Relatedly, on the unavoidability of tragic choices, recall One of Us Cannot be Wrong:
I heard of a Saint who had loved you
I studied all night in his school
He taught that the duty of lovers
is to tarnish the Golden Rule.
On the dignified ambivalence of the cuckolded Cohen’s confession to his wife’s lover in Famous Blue Raincoat:
What can I tell you, my brother, my killer?” What Can I possibly say? I guess that I miss you, I guess I forgive you”. I am glad you stood in my way.

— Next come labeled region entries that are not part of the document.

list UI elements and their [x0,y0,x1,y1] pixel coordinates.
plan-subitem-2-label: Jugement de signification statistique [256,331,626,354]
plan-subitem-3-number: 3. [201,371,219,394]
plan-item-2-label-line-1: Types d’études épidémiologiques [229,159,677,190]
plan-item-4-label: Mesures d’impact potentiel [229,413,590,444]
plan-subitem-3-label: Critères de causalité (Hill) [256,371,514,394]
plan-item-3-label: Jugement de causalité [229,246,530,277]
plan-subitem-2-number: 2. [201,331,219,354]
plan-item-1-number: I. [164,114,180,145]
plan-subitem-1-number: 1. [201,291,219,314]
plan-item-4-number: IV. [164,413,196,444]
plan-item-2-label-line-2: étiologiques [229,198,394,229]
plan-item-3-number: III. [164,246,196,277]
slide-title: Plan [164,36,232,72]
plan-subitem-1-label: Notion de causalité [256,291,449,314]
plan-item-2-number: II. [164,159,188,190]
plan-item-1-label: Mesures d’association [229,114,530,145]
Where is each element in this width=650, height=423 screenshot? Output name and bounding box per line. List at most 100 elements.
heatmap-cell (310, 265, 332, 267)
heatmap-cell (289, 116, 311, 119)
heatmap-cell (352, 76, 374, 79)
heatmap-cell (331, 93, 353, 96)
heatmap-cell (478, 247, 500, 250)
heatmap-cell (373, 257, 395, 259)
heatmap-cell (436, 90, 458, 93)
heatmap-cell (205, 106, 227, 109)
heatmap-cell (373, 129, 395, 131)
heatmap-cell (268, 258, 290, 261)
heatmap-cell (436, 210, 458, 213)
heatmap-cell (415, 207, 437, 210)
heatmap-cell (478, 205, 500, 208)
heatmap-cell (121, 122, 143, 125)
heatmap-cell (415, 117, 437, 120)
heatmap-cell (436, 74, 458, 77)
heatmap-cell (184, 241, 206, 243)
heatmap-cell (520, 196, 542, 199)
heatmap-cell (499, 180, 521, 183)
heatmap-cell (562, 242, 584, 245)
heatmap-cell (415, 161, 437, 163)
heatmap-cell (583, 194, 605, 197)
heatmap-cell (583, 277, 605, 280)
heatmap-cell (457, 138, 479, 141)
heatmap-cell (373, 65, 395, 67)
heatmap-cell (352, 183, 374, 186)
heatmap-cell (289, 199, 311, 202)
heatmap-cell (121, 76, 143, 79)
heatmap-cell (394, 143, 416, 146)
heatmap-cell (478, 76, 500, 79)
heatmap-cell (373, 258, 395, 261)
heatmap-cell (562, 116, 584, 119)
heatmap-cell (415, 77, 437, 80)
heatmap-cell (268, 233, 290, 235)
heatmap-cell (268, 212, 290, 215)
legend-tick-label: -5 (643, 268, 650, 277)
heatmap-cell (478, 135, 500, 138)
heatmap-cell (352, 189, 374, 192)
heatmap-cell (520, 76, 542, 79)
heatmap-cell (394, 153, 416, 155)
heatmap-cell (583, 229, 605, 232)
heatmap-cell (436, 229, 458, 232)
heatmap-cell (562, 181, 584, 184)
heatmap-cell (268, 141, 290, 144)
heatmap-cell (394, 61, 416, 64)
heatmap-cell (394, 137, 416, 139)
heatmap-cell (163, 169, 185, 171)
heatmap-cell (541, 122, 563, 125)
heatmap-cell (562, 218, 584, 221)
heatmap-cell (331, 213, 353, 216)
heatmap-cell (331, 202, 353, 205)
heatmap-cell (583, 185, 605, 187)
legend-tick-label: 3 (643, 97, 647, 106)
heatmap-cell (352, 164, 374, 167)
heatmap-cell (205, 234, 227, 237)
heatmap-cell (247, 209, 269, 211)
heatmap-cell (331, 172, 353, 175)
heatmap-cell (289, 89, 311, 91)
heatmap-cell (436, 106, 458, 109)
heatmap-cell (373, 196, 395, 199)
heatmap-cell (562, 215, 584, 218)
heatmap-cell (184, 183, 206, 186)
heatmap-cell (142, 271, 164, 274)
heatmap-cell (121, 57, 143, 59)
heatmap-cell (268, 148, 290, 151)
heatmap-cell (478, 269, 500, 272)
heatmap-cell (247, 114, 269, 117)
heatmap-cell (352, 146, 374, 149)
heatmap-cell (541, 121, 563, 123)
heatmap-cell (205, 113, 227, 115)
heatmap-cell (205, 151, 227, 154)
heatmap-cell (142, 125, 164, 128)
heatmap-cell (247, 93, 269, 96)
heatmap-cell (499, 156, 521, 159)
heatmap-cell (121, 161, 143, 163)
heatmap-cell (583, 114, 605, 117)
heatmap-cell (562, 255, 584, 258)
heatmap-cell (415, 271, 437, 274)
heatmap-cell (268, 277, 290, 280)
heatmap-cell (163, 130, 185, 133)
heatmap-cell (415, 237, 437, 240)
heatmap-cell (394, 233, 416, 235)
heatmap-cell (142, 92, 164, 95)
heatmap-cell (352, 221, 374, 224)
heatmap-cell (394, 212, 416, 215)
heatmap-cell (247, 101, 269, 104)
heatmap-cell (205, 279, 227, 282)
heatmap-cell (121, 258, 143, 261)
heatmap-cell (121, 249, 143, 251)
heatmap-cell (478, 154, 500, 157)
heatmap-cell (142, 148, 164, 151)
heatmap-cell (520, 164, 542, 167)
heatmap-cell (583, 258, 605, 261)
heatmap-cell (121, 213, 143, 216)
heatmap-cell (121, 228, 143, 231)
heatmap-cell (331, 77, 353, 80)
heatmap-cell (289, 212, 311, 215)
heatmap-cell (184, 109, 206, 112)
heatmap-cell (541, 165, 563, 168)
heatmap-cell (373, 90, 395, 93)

On the Heraclitean echoes as to the proximity of opposites in Take This Longing:
I would like to try to your charity
until you cry:
‘Now you must try my greed’
On the tension between justice and compassion, in A Singer Must Die:
I will ask for the mercy that you love to decline,
where the defendant further tells his judges:
I thank you, I thank you for doing your duty, you keepers of Truth, you guardians of Beauty. Your vision is right. My vision is wrong. I’m sorry for smudging the air with my song.
And so on, and on, and on.
November 9 2016 was, if I may quote from what I think was Cohen’s only cover (though one which he injected with remarkable new meaning, by singing the famous Canadian traditional to the tune of Mariachi music) “un jour, triste et pensif”. That day found me in New York City, walking not far from Cohen’s beloved Chelsea Hotel, when I received a phone call from my partner telling me about Cohen’s passing. It already was very much a sad and pensive day for me, as I in vain tried to comprehend the results of the United States elections a few hours earlier, and as the lines from Un Canadien Errant: mon pays, malheureux were very much in my mind. At the worst time, Cohen’s voice has become still, he will indeed sing no more. But I want to believe that even when it gets scary out there, it may make sense to say well never mind, it’s ugly but we have his music.